Вечером, узнав об очередном посещении тети Гали, отец с решительным видом отправился за дядькой. Они вернулись с бутылочкой портвейна номер двенадцать. Я сидел за уроками в соседней комнате. Моих ушей, конечно же, не мог миновать разговор взрослых.
– Да, в конце концов, Гена, – сказал дядя, – я только и сделал, что предложил ей взять в бане отдельный номер. Чего ж тут такого, не жена, что ли, она мне? Только паспорта предъяви. Раз существуют семейные номера, почему же не посетить их? К тому же в общую большая очередь была.
– Петь, это все равно неудобно, – решительно возразил отец. – Город маленький, мало ли что подумают… Ну, а она что?
– Она? – вскричал дядя, откровенно поражаясь отцовской наивности. – Да мгновенно полкана на меня спустила. Развратник, такой-рассякой! Вы там на фронте привыкли ко всякому. А мы-то вас ждали, боялись в сторону глянуть! И понесла-понесла… Вот, мол, откуда у тебя те фотографии.
– Какие фотографии? – спросил отец.
Понял и я, о каких фотографиях шла речь. Однажды украдкой я рассматривал их в дядюшкином фронтовом альбоме. В неестественных позах, с наигранно жизнерадостными улыбками позировали возле стога сена здоровые, точно кобылицы, голые девки, похожие на няньку Дуню.

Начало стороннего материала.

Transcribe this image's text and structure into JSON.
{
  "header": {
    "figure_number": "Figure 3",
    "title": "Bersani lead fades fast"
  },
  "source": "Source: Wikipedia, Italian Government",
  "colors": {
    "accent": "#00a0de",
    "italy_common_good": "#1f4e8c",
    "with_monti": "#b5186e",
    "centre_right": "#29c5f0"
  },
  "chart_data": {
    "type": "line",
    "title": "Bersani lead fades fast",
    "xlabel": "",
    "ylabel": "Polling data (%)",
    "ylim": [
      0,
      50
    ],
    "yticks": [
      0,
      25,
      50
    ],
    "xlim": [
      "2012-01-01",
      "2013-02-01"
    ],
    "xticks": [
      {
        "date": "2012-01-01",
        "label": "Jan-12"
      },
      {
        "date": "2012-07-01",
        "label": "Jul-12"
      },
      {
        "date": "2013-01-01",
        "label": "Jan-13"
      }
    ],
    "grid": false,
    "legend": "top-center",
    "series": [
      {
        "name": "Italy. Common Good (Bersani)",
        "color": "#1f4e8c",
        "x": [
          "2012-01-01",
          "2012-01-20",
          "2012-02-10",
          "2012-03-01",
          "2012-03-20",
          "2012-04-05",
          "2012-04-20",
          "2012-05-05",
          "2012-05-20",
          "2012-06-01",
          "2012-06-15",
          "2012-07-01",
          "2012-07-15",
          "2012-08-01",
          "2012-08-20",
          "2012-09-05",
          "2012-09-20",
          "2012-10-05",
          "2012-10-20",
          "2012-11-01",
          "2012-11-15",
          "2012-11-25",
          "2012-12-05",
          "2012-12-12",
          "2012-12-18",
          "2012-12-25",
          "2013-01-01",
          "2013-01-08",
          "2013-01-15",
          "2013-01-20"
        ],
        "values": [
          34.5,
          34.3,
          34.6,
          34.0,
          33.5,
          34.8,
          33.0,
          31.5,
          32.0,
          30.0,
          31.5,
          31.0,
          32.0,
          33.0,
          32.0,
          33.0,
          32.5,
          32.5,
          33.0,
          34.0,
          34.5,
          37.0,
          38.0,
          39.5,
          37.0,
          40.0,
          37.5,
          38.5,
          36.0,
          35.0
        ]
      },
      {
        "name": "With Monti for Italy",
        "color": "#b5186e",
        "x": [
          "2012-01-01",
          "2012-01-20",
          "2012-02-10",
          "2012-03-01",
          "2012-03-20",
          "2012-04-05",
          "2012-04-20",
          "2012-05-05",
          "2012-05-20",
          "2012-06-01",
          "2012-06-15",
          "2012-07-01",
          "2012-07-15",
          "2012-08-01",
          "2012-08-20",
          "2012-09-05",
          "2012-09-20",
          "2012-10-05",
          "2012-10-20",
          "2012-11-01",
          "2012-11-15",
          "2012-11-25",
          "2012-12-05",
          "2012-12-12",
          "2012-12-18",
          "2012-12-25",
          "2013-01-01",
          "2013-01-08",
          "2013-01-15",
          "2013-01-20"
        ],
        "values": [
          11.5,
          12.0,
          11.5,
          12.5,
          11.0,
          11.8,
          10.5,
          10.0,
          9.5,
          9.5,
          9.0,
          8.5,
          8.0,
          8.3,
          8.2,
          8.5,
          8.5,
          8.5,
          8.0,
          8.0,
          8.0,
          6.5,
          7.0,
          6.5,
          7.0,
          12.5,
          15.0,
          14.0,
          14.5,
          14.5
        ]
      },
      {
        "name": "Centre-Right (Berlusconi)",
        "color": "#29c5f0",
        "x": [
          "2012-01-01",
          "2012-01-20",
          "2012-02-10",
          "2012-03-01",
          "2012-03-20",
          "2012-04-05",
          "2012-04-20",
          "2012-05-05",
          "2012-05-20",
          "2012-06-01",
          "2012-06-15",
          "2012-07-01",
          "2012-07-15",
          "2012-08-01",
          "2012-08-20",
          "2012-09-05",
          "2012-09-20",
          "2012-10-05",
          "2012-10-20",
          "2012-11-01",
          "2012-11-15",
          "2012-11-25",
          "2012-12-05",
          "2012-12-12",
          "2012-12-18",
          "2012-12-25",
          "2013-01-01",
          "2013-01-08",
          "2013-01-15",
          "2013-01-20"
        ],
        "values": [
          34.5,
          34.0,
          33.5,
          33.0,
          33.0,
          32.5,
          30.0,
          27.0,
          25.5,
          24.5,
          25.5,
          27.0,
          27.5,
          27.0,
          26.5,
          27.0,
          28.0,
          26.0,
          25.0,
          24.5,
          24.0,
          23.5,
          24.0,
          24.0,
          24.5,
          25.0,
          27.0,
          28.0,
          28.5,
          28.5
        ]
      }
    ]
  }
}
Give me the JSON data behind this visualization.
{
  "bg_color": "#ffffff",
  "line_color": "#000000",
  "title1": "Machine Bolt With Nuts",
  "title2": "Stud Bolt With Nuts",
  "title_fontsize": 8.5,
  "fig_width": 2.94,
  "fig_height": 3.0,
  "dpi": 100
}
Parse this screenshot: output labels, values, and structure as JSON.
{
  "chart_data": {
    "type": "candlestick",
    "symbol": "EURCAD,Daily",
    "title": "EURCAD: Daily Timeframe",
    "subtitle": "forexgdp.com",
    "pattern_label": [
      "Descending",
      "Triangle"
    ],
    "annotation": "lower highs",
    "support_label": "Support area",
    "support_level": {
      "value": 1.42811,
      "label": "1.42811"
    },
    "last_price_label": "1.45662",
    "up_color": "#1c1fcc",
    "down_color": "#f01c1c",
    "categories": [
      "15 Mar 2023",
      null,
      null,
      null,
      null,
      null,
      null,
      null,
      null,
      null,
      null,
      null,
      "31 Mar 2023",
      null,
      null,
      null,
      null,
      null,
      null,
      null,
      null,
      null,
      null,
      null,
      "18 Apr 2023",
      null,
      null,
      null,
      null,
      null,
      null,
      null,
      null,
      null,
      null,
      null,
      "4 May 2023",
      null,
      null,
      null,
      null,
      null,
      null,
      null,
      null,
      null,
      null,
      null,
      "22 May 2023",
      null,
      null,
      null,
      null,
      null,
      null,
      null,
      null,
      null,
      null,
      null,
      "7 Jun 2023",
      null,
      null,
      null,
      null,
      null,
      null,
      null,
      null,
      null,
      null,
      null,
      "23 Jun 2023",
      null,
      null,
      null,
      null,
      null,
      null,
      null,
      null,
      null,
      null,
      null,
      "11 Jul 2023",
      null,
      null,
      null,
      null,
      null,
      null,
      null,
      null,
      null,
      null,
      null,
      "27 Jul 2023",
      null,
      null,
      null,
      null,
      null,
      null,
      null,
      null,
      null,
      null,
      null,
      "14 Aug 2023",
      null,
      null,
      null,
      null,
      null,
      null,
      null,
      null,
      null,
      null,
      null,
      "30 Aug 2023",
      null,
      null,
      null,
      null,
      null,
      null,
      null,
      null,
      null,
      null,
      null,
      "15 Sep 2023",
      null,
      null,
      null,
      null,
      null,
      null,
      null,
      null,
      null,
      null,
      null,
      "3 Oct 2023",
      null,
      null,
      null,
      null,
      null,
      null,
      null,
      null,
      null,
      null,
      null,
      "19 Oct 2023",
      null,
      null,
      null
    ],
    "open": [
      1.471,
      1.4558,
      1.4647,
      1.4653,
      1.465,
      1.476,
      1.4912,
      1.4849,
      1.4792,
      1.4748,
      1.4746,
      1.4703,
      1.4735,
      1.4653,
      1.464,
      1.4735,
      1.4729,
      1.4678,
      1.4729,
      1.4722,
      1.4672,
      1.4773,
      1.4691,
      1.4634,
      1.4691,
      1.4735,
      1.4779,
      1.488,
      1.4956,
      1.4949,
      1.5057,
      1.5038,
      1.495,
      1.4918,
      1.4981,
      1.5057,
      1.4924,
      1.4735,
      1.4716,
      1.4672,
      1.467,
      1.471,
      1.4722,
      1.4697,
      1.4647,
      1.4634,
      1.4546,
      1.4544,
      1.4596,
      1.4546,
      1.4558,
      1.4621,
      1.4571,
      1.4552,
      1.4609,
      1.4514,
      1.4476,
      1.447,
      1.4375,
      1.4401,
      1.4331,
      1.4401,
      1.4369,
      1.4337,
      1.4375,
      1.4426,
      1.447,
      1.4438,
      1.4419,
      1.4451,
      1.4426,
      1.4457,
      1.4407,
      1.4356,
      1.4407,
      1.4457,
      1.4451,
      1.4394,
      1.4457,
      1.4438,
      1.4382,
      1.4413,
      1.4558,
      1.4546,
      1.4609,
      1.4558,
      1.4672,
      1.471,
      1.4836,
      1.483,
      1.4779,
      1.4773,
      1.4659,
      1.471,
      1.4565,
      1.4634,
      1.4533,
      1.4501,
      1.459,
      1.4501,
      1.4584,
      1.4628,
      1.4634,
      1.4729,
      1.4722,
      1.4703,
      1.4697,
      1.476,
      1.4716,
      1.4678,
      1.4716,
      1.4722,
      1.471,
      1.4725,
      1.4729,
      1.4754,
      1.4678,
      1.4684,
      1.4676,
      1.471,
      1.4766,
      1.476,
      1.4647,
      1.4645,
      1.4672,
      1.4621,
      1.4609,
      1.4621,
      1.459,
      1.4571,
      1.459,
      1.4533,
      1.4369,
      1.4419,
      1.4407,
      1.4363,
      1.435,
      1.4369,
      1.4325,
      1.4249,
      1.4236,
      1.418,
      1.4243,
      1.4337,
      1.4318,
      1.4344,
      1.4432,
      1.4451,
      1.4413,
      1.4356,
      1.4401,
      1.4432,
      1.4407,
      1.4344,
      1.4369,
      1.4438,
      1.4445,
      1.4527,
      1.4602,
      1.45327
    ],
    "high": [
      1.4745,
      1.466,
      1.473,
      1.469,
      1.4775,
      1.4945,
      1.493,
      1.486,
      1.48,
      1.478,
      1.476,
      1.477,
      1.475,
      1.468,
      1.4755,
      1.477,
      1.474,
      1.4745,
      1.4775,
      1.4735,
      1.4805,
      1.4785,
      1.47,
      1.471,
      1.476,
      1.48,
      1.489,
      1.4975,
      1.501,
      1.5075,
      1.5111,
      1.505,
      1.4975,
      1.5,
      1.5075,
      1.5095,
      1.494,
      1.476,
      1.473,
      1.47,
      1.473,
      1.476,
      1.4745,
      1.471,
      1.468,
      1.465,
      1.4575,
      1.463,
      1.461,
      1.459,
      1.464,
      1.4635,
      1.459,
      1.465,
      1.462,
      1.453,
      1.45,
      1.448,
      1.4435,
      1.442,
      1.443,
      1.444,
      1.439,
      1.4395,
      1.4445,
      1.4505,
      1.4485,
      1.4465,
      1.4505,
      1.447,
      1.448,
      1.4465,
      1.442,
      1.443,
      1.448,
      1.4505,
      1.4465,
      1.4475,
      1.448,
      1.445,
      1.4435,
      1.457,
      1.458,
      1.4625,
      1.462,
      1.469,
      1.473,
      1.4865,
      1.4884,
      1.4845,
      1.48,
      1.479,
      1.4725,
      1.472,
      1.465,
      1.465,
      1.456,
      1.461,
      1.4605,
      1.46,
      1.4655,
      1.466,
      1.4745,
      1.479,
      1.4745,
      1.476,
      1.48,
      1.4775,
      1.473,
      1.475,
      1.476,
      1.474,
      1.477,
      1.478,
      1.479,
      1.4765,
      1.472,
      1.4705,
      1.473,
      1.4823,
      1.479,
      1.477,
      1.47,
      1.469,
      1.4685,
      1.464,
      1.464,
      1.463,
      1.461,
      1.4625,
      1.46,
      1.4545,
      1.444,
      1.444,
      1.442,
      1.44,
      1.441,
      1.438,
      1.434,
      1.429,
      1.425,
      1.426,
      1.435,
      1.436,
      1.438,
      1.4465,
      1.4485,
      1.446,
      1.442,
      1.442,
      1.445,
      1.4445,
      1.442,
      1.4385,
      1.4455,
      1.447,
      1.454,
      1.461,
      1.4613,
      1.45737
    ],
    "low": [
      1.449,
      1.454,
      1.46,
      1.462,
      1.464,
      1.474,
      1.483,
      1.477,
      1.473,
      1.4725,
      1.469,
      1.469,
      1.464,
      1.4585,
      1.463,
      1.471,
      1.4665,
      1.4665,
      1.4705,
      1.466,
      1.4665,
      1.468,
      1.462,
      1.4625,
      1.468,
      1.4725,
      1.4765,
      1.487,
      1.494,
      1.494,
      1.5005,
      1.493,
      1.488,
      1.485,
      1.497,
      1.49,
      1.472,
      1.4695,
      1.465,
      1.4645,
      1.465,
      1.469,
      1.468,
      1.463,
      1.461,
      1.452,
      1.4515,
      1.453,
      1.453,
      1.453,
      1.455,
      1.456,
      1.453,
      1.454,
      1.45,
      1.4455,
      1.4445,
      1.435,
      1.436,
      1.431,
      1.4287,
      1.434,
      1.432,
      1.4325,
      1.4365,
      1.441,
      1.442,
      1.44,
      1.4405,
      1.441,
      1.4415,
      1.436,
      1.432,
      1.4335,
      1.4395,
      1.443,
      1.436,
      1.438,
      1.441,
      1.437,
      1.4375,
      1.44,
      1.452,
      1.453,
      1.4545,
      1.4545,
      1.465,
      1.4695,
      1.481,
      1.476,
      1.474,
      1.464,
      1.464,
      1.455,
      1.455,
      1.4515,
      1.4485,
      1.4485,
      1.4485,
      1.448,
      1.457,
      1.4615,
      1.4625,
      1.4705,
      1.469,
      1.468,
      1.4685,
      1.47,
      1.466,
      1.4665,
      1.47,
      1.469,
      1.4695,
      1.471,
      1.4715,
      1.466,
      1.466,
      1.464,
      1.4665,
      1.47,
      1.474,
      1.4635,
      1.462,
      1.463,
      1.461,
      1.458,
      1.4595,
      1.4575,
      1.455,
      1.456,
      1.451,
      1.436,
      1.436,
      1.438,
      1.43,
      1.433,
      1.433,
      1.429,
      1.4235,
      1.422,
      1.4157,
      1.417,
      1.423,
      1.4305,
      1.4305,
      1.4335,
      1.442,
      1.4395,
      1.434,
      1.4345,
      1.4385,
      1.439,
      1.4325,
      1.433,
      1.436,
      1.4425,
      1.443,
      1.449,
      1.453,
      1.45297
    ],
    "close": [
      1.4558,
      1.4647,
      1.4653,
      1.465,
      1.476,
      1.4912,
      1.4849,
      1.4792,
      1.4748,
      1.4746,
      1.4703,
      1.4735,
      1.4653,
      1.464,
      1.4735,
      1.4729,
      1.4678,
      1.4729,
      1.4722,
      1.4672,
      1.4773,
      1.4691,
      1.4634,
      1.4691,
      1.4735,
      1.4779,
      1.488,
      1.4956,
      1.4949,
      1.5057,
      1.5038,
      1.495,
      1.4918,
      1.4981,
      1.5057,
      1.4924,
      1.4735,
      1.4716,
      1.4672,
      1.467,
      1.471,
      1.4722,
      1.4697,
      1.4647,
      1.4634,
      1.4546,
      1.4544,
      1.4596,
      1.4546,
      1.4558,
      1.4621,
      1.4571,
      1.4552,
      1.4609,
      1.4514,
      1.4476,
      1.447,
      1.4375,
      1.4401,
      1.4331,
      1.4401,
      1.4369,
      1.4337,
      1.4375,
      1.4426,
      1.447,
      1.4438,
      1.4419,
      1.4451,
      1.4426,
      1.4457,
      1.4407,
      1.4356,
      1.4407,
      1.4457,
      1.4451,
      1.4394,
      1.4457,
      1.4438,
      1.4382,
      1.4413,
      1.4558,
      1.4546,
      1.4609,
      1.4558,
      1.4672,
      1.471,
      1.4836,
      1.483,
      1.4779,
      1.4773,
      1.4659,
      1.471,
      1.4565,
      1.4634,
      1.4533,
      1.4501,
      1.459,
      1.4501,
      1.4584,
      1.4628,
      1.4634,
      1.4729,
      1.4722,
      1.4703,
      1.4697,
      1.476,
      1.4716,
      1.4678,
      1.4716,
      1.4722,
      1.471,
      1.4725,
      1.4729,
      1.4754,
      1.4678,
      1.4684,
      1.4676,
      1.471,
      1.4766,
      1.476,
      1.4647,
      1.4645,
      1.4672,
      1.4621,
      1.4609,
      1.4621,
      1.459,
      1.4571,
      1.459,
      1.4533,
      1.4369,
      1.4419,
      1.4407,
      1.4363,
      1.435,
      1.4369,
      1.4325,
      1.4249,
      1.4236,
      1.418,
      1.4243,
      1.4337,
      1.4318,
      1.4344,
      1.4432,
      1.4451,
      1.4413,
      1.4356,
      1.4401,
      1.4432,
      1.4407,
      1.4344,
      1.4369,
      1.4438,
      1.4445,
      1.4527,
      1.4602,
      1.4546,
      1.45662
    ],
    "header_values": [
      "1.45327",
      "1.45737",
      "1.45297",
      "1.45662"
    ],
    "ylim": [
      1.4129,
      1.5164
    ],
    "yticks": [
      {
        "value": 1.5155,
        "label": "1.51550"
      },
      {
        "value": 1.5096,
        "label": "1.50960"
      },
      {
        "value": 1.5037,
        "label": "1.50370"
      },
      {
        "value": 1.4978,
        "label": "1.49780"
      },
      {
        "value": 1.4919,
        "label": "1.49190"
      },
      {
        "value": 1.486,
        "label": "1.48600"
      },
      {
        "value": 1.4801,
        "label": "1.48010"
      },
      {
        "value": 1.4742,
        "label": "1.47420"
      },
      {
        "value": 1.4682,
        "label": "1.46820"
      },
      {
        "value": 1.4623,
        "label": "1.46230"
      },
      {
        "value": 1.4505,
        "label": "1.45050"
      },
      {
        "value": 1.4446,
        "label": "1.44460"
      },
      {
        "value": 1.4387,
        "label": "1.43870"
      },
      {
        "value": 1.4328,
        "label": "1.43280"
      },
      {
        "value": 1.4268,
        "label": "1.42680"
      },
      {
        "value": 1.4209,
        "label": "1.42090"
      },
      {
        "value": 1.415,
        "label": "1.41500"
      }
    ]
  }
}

А вообще я могу с полным основанием утверждать, что в нашем роду никто из мужчин не отличался повышенным интересом к женщинам…
Однажды дядька исчез на долгих три года. Его посадили за нечаянный поджог колхозного хлеба вовремя охоты. Несколько раз мы отправляли ему посылки с шанежками и его любимыми папиросами «Казбек». Дважды на свидание ездила к нему тетя Галя.
– Наверное, опять наш дядя Петя дрова колет, – как-то вдруг ни с того ни с сего предположил я.
– С чего это ты взял? – спрашивали у меня.
– Все пленные пилят бревна или колют дрова.
Я говорил с такой твердой убежденностью потому, что сам видел, как колол дрова один пожилой японец с грустными глазами, в линялом зеленом кителе. А я иногда в щелку в заборе за ним подглядывал. Каждый удар топором он сопровождал утробным «хо». Я так привык к этим «хо», что, когда он однажды вдруг почему-то не произнес этого восклицания, я не выдержал и выдохнул в щель: «Хо!» Он посмотрел в мою сторону и улыбнулся, обнажив лошадиные зубы. Я таскал у отца папиросы и просовывал ему в щелку. Он деликатно брал и благодарно кланялся. Однажды японец подарил мне «жужелицу» – палочку, один конец которой был натерт смолой или канифолью. Суровая нитка с грузилом при раскручивании издавала звук, очень напоминающий густое жужжание шмеля.
Тогда мне одинаково было жалко и моего дядю Петю, и пленного японца.
Вернулся дядя, как и в сорок пятом, в начале июня. Были сухие знойные дни. Наше крыльцо так накалялось к полудню, что на него нельзя было ступить босой ногой.
Как и в сорок пятом, собрались гости, бабушка затопила русскую печь. Все много пили и много ели. Отец, как всегда, немного дурачился, изображал оперного певца, говорил левитановским голосом…
Но что-то было в этом веселье ущербное и безысходное, словно в соседней комнате находился тяжелобольной человек. Бабушка незаметно прикладывала концы платка к уголкам глаз, тетя Галя с материнским умилением подсовывала мужу лучшие куски. А сам дядя, уже сильно хмельной, ласково и отрешенно улыбался своими почерневшими глазами. Вокруг рта у него пролегли глубокие двойные морщины.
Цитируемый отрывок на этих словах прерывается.